The market-wide software sell-off came at a bad time for Spotify Technology (SPOT)...

The audio-streaming giant is already going through a major transitional period. Its founder, Daniel Ek, just stepped down.

And his two new co-CEOs have a lot of problems to contend with...

One is the AI-driven software rout that kicked off last month. Folks are starting to worry that AI will create more competition for players like Spotify. The stock is down 19% year to date as a result of these fears.

At the same time, Spotify is trying to convince listeners, artists, podcasters, publishers, and advertisers that it's still the center of the audio universe – even as competitors chip away at its dominance.

That's a lot to contend with all at once. And it means a lot of upheaval for the streaming giant.

So today, let's take a look at where Spotify stands... both in terms of the recent software sell-off and threats from competition.

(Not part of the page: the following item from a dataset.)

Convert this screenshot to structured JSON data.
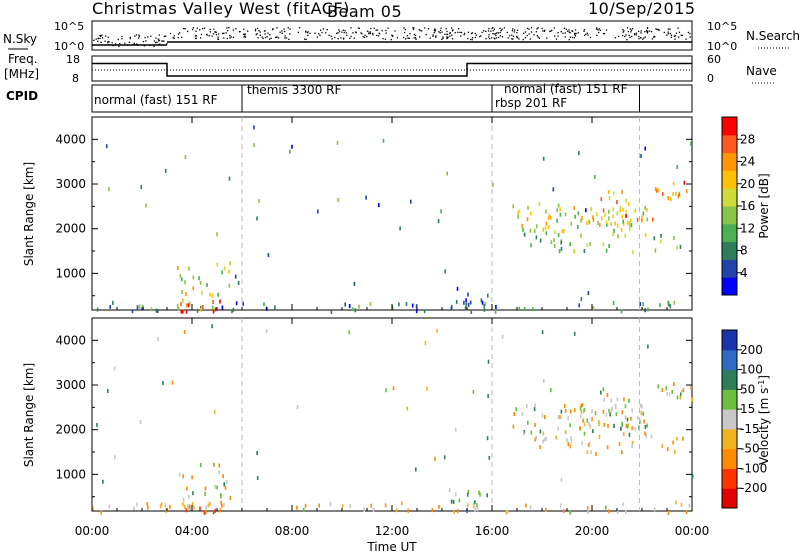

Spotify's real fight is happening behind the scenes...

Many folks are probably misunderstanding the risks of AI. Yes, someone could build a Spotify clone... But that doesn't make it an automatic replacement.

Spotify may be a software business, but its advantage comes from its licensing and intellectual-property rights. We're talking about the biggest player in the music industry (for now).

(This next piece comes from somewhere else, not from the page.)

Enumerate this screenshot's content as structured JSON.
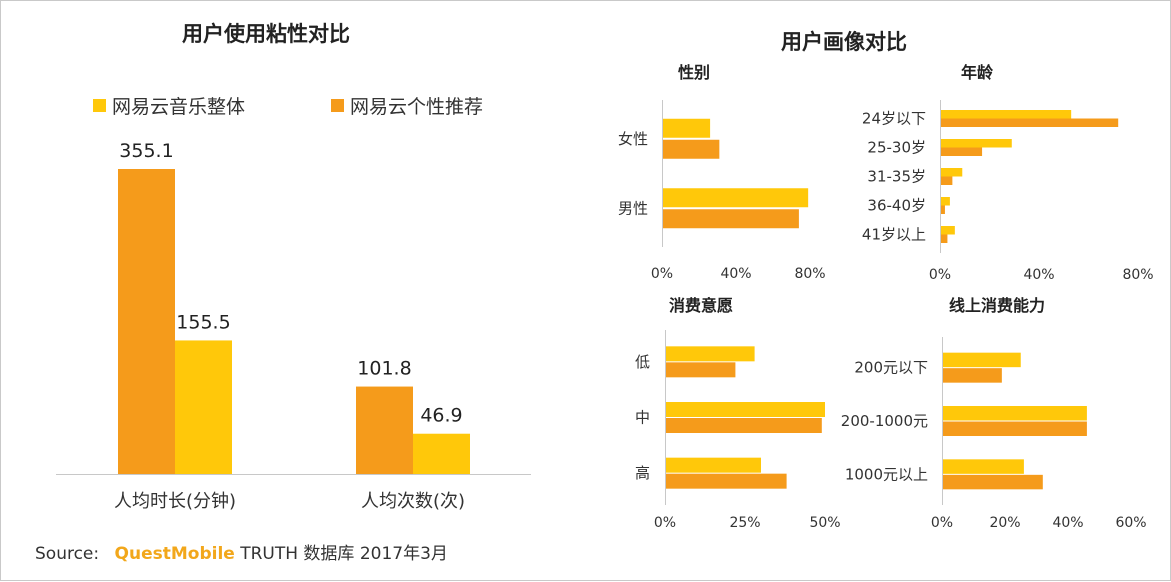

That scale helps it negotiate contracts that smaller rivals struggle to match.

That said, Spotify should still be worried about AI. While a startup may not be able to disrupt its dominance, a bigger fish could...

After all, the music-streaming industry is under the same "media" umbrella that competes across every screen.

Video-streaming leader YouTube is a perfect example of the competition...

Spotify has tried consolidating audio products like music, books, and podcasts on its platform. But YouTube, owned by Google parent and "Magnificent 7" titan Alphabet (GOOGL), keeps stepping on its toes...

YouTube offers free video streaming, a standalone TV app, and a music-streaming app. Between these different services, it commands a significant share of users' screen time... leaving less room for platforms like Spotify.

Another threat comes from Netflix (NFLX), which has begun offering podcasts through its subscription service.

Spotify's expansion into podcasts was supposed to create a competitive edge. But multiple video giants are moving into the same audio lanes. Its dominant position in "everything audio" is now in question.

If it loses its spot as the global leader, artists and podcasters have less incentive to keep using the platform.

And Spotify has previously come under fire for paying artists less than most other streaming platforms. So it may struggle to retain talent if a new audio king takes the throne.

Spotify faces an uphill battle when it comes to keeping its audio-streaming dominance...

But investors don't seem to understand. Even after the stock's recent sell-off, expectations are far too high. We can see this through our Embedded Expectations Analysis ("EEA") framework...

The EEA starts by looking at a company's current stock price. From there, we can calculate what the market expects from the company's future cash flows. We then compare that with our own cash-flow projections.

In short, it tells us how well a company has to perform in the future to be worth what the market is paying for it today.

Spotify's Uniform return on assets ("ROA") has been between 15% and 29% for the past four years – well above the 12% corporate average.

With this slew of new challenges, we'd expect returns to fall toward the lower end of that range.

But even after the recent sell-off, investors expect the opposite. They think Spotify's Uniform ROA will rise to an all-time high of 47% by 2029...

Investors are still paying for an unlikely future in which Spotify maintains its near-monopoly.

They're in for a big surprise.

A sell-off can't fix a business model that's under threat...

Spotify's dip isn't a buying opportunity. It doesn't matter whether competition comes from AI or from other media companies.

Either way, this business will struggle to keep returns high.

The platform's biggest challenge is defending daily engagement versus the many other kinds of media out there. No matter what it does, it'll be fighting a constant battle for users' attention.

The new co-CEOs have a tough road ahead. Today's market is already growing impatient with software stories.

Spotify's transition phase is a reason for investors to stay on the sidelines.